As a leader of the tech industry, California’s transition to tougher privacy standards may mark a fundamental shift for the U.S. privacy laws, and initiate the beginning of sweeping changes to regulations across the U.S.
Specifically, the law expands the definition of “Personal Information” and grants significant additional protections for consumers. The bill provides for:
- The right to be informed of all data being collected about you
- The right to prevent companies from selling your personal information
- The right to delete your data
- The right to opt-out (and mandated opt-in for children under 16 yo)
- The right to know when your data is shared
Further, the law establishes an enforcement procedure, allowing the Attorney General to fine companies that do not act to align their data policies with the new law.

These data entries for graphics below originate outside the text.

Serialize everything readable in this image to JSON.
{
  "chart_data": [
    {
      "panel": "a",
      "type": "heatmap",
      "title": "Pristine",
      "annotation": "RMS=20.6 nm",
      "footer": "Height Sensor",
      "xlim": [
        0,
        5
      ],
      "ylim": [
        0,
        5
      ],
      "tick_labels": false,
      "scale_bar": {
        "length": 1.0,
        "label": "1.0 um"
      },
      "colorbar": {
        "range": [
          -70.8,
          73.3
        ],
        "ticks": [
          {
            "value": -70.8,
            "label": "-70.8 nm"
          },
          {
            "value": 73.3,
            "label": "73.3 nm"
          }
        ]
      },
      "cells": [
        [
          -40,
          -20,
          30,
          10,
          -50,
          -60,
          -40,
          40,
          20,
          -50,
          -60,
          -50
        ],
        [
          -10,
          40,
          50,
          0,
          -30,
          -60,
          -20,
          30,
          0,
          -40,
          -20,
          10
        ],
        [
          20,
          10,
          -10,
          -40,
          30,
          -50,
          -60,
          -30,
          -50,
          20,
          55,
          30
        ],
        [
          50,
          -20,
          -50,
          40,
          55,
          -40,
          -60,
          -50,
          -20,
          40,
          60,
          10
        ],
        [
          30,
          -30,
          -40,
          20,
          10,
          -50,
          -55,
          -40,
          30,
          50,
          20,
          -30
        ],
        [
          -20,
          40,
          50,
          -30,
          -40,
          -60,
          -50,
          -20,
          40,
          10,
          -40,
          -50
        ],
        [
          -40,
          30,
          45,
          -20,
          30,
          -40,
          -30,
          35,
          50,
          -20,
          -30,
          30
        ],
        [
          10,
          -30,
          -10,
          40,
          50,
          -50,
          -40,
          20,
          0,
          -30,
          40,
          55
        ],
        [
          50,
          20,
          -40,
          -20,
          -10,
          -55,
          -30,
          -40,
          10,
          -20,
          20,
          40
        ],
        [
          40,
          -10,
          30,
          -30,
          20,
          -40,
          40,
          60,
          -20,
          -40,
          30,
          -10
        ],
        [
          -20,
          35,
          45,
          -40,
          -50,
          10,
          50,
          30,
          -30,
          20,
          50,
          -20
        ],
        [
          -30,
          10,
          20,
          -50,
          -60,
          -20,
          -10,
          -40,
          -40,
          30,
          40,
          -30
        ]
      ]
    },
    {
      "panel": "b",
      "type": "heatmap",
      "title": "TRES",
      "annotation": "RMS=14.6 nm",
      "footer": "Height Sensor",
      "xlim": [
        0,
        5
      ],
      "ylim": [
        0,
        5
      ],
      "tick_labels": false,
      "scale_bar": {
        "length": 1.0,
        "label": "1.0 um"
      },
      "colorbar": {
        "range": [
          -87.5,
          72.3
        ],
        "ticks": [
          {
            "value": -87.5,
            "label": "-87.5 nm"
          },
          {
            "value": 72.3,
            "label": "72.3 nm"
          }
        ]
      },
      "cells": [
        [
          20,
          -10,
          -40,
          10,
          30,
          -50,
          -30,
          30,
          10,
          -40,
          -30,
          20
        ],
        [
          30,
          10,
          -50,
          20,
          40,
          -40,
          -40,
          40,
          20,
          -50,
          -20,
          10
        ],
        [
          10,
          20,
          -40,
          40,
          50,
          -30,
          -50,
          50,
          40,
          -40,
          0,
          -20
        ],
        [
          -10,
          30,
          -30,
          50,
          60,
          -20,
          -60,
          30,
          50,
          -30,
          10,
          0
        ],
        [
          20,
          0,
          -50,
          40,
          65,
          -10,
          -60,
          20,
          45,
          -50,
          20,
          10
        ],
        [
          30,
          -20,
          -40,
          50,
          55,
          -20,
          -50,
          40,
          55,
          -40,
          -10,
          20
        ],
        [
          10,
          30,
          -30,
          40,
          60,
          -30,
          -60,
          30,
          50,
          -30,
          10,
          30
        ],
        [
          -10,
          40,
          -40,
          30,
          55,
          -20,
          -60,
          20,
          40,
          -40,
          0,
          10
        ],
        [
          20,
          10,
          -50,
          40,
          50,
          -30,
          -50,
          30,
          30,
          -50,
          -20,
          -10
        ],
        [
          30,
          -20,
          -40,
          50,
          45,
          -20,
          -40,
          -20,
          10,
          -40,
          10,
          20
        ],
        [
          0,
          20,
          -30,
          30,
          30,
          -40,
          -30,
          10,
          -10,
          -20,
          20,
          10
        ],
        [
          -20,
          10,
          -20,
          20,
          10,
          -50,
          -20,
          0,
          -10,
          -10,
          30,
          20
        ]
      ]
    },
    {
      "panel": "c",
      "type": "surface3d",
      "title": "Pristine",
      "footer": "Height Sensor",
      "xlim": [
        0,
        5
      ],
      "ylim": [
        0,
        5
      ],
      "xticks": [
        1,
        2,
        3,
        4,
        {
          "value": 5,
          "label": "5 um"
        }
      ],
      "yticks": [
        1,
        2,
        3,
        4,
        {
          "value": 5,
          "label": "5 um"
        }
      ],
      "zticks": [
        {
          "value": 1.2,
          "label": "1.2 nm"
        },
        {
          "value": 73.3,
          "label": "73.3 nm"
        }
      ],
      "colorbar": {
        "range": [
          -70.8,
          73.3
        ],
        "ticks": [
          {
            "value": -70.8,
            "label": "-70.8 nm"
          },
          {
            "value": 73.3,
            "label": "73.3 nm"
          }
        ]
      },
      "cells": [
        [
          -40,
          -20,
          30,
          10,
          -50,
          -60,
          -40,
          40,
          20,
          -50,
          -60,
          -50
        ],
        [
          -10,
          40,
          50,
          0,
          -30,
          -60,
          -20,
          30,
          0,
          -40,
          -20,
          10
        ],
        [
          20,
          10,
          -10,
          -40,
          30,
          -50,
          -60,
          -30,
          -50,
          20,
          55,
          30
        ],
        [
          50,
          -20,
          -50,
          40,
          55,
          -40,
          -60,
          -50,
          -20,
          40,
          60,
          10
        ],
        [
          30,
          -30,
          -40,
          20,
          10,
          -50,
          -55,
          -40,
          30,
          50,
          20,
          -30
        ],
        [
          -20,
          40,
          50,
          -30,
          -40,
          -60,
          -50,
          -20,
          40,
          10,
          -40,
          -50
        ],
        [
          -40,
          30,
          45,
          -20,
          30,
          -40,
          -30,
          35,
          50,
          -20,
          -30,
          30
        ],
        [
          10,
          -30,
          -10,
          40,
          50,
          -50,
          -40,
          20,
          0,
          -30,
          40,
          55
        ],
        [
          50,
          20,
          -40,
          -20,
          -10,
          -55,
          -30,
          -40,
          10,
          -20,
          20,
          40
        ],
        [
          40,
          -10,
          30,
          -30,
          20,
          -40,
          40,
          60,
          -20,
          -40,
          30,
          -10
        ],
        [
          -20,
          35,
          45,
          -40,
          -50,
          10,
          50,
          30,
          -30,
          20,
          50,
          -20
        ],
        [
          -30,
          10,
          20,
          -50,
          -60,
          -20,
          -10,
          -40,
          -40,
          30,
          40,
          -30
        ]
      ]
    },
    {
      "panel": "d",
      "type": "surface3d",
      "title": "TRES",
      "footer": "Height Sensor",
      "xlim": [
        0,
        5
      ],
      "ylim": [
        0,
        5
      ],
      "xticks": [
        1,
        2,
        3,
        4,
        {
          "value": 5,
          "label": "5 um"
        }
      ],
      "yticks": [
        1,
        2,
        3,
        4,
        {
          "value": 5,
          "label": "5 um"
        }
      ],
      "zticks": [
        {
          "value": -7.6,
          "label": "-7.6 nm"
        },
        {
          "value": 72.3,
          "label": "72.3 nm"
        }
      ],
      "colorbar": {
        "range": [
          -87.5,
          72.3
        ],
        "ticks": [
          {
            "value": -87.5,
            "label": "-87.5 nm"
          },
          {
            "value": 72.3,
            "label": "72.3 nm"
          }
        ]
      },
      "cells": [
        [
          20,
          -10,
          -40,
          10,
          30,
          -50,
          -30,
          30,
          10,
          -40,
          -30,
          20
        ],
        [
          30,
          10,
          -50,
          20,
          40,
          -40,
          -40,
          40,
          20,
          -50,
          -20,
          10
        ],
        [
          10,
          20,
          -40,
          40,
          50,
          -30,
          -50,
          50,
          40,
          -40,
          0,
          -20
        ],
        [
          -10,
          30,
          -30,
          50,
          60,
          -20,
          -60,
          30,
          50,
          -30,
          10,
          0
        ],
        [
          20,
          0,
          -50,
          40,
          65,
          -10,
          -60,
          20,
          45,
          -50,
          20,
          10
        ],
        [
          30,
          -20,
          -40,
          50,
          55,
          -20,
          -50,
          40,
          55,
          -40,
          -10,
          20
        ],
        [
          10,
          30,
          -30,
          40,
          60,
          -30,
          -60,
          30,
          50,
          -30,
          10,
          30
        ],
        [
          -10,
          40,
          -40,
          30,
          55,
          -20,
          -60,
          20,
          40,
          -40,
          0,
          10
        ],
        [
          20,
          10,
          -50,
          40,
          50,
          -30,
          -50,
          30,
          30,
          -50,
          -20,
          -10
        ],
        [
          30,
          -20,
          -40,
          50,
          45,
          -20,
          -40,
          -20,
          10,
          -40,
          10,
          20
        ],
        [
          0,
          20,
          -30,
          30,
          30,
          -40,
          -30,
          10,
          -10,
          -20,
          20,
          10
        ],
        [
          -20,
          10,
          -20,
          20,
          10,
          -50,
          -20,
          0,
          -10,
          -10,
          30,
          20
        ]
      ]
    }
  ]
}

These regulations look a lot like the GDPR and we may find ourselves in the same data craze that Europe has been experiencing for the past few years leading to the GDPR’s May release. This level of data protection rights is unprecedented in the U.S., and California’s adoption of this data standard is a significant moment in our history.
The law is not set to go into effect until 2020, so there will undoubtedly be a flurry of push back from major tech leaders and lobbyists in the meantime. Tech giants like Amazon, Microsoft, and Uber have already contributed significant amounts to kill the initiative. The tech industry is highly reliant on the collection of user data, so there will be growing pains in getting U.S. companies in compliance with this level of data protection.
We are in the height of the tech era – and like it or not, consumers are becoming increasingly sophisticated in their demands, and expect higher levels of protection of their data. U.S. companies will need to learn how to change their data collection policies, and catch up to the higher standard of privacy, before it catches up with them.